Forget about Whitewater, Hillary, the character issue. President Bill Clinton will win re-election with a decisive 56 percent of the majority party vote because it's simply not his "time" to go, according to political science professor Alan Abramowitz, who bases his prediction on a statistical forecasting model that accurately called the 1992 Clinton-Bush contest within one-tenth of a percentage point.
Abramowitz's model, which produced the most accurate prediction made by any academic forecaster in 1992, uses an indicator unique from other formulas: a dummy variable that takes on the value of "0" if a party has been in power for four years and "1" if a party has been in power eight years or longer. This dummy variable is intended to reflect the presence of "time for a change" sentiment in the electorate. The other two indicators Abramowitz uses---the U.S. Commerce Department's estimate of the change in real gross domestic product (GDP) between the first and second quarter of the election year and the president's Gallup Poll approval rating---are commonly used in other statistical models.
"I estimate that the time factor reduced Bush's share of the major party vote by about five percentage points in 1992, enough to lose the election," said Abramowitz. "The same factor suggests that Clinton should have a good chance of winning because the Democrats have controlled the White House for only four years." In addition to the time factor, his 1996 projection takes into account the president's approval rating in mid-May (55 percent) and the rate of economic growth during the first quarter of 1996 (2.8 percent).
Identifying a pattern of oddball characteristics supposedly linked to election wins has become somewhat of an American sport---no left-handed president ever won re-election (Clinton is a lefty), the candidate with the longest name wins (Dukakis shattered that theory), Democrats win when Bordeaux wines have a good vintage year, Republicans when hemlines remain the same. But election outcomes are not random events, say researchers; patterns of electoral behavior can be identified long before Election Day.
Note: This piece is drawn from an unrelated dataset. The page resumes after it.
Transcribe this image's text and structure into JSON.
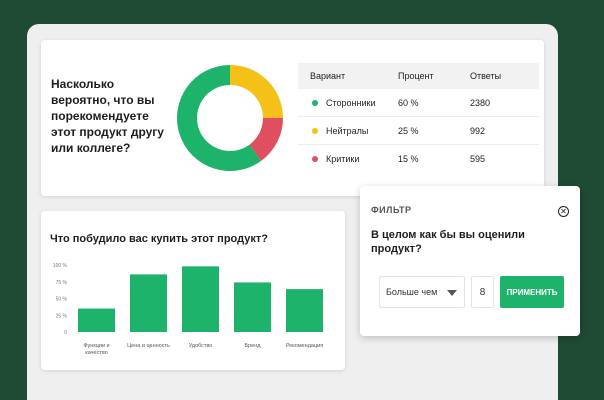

"The forces that determine the outcome of presidential elections---the state of the economy, the public's evaluation of the incumbent president and the length of time that the president's party has held the White House---are largely set before the start of the fall campaign, and last-minute shifts are usually too small or too late to have much of an impact on election outcome," he said. "Despite all of the time, money and effort devoted to campaigning, there is very little that the candidates can do during September and October to alter the outcome of a presidential election."
But don't worry, Republicans---time will be on your side in the year 2000.